Sky-high home costs leave many priced out of New Orleans

When you're a 26 year old CEO of a 4 million user but zero profit startup, you get access to Goldman Sachs and Andreessen Horowitz venture capital.

You also have access to $50 Million in crowd sourced capital with a JOBS Act provision provision that was signed into law in 2012 and went into effect this spring.

http://www.entrepreneur.com/article/244278

It's not your buddy and his wife that's been working 20 years and saving that are buying up the Bywater.

But it's really not AirBnB either. People who rent AirBnB aren't putting cash down for property, although when you live somewhere for 10 years the changing faces every weekend next door is an easy to pinpoint symptom.

Money at 2.82% is a cheap commodity that flows from Wall Street into venture capital coffers and the captains of VC redistribute the billions into promising new facebooks in San Francisco, Austin, maybe New Orleans.

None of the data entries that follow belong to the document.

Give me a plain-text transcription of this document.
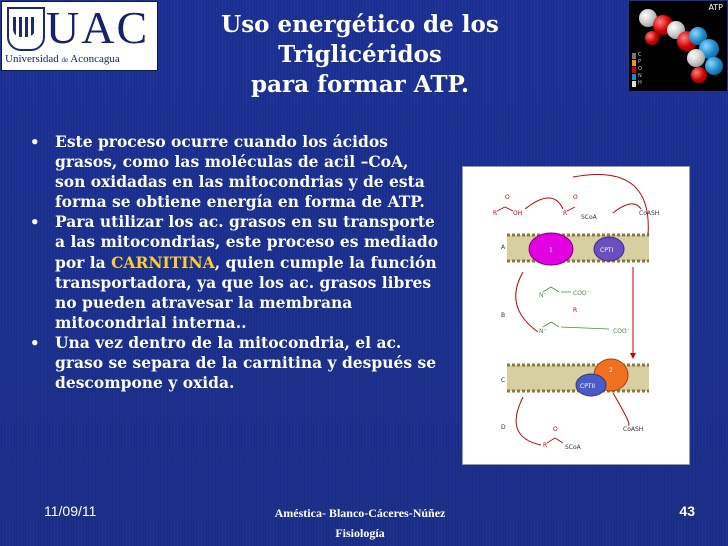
UAC
Universidad de Aconcagua
Uso energético de los
Triglicéridos
para formar ATP.
ATP
C
P
O
N
H
• Este proceso ocurre cuando los ácidos grasos, como las moléculas de acil –CoA, son oxidadas en las mitocondrias y de esta forma se obtiene energía en forma de ATP.
• Para utilizar los ac. grasos en su transporte a las mitocondrias, este proceso es mediado por la CARNITINA, quien cumple la función transportadora, ya que los ac. grasos libres no pueden atravesar la membrana mitocondrial interna..
• Una vez dentro de la mitocondria, el ac. graso se separa de la carnitina y después se descompone y oxida.
R
O
OH	R
O
SCoA
CoASH
A
B
C
D
1	CPTI
N⁺	COO⁻
R
N⁺	COO⁻
2
CPTII
R
O
SCoA
CoASH
11/09/11	Améstica- Blanco-Cáceres-Núñez
Fisiología
43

Suddenly you're worth 6 million because you were funded and your company's just gone public. Being rich but an outsider you still can't get into the Quarter but you can buy a place for your friends to party walking distance from Bourbon. Then you buy a few more because holy shit 120K is less than my car. I can sit on these with AirBnB and holy shit I keep buying more and Trulia says my rate of return is nearing 200% on investment.

Why make money waiting for a company stock to tick up slowly. I can spike the valuation of my portfolio just by overbidding on real estate in the same zip code.

The closer you get to the startup world, the more it looks like make believe. And to a lot of outsiders, New Orleans is Old World and the embodiment of authenticity.

But its not outside the reach of 2015.